Hong Kong among top draws for investment

Asia Pacific CEOs also say that China and the US are their dominant targets for investment over the next three to five years. Resource-rich areas such as Russia, Indonesia and Australia, and Asian services capitals like Hong Kong and Japan are also named as top draws for investment, PwC noted.

Meeting the need for talented and highly skilled workers remains a top priority for CEOs in Asia Pacific. While 40% say they plan to expand their workforce by at least 5% in the next three to five years, 42% think talent shortages in the region will worsen over the same time period, PwC said.

"Making progress on the many issues that face the diverse economies of the Asia Pacific region is no easy task," said Dennis Nally, PwC International Chairman. "CEOs have set some very clear challenges for the upcoming APEC summit. If the summit is to be deemed a success, we need to see some real progress on key issues such as harmonizing regulation and encouraging labor mobility in the APEC region."

CEOs: We use green tech

More than three quarters of Asia Pacific executives mentioned their organizations are using green technology to increase efficiency, and nearly 60% are adopting water conservation techniques, said PwC. To manage power usage and cost, 27% plan to generate their own power with renewable energy in the next three to five years, survey results indicated.

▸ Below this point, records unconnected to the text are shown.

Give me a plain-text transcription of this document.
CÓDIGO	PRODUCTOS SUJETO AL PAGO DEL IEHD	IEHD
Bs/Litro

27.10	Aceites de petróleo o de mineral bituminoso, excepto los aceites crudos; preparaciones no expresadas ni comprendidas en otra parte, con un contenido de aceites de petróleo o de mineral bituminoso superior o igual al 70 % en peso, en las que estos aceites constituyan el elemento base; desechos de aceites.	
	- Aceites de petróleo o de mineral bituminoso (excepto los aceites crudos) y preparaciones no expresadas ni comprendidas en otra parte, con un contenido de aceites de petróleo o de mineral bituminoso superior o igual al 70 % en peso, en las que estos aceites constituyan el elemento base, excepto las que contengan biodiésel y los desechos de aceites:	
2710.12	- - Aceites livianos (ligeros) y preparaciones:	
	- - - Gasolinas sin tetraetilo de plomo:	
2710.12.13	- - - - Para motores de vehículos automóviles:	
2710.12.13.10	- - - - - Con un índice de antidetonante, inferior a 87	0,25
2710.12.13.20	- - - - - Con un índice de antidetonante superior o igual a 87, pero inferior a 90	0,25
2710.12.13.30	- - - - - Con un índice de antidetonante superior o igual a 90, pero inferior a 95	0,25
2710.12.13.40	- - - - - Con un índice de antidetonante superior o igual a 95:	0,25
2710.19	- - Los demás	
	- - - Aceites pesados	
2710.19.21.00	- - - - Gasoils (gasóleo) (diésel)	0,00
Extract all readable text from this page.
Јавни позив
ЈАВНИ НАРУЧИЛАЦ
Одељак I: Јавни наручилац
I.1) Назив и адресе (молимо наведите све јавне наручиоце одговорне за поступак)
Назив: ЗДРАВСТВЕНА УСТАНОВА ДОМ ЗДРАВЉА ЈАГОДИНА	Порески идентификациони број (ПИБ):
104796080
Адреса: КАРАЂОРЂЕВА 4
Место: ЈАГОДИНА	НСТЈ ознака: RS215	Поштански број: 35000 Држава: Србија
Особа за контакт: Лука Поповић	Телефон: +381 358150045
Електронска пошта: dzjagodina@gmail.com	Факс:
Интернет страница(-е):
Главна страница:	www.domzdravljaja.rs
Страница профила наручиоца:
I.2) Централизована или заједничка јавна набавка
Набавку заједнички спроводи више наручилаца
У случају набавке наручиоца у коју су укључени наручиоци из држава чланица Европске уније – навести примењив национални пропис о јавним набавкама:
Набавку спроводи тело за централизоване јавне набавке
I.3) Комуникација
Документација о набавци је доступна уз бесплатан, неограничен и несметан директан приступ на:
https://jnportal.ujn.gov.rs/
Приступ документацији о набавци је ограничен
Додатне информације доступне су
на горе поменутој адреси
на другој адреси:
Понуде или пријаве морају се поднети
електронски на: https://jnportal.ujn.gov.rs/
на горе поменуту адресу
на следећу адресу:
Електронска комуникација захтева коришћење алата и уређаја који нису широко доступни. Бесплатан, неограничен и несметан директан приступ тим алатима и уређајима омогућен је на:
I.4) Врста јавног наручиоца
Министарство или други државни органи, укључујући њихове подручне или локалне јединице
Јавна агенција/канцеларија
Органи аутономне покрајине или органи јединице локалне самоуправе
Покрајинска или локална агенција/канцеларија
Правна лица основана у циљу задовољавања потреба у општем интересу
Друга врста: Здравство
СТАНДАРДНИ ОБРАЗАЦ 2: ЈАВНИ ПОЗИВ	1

Using IT to meet customer expectations

In terms of IT, nearly 60% of Asia Pacific CEOs say there is a critical need to improve their use of technologies like cloud computing, digital devices and social media in order to meet customer and employee expectations, PwC said.

CEOs believe the top priorities of the APEC organization should be promoting the free flow of investments in Asia Pacific, harmonizing regulations and standards, and mapping skills in the region with an eye to helping ease restrictions on immigration, PwC revealed.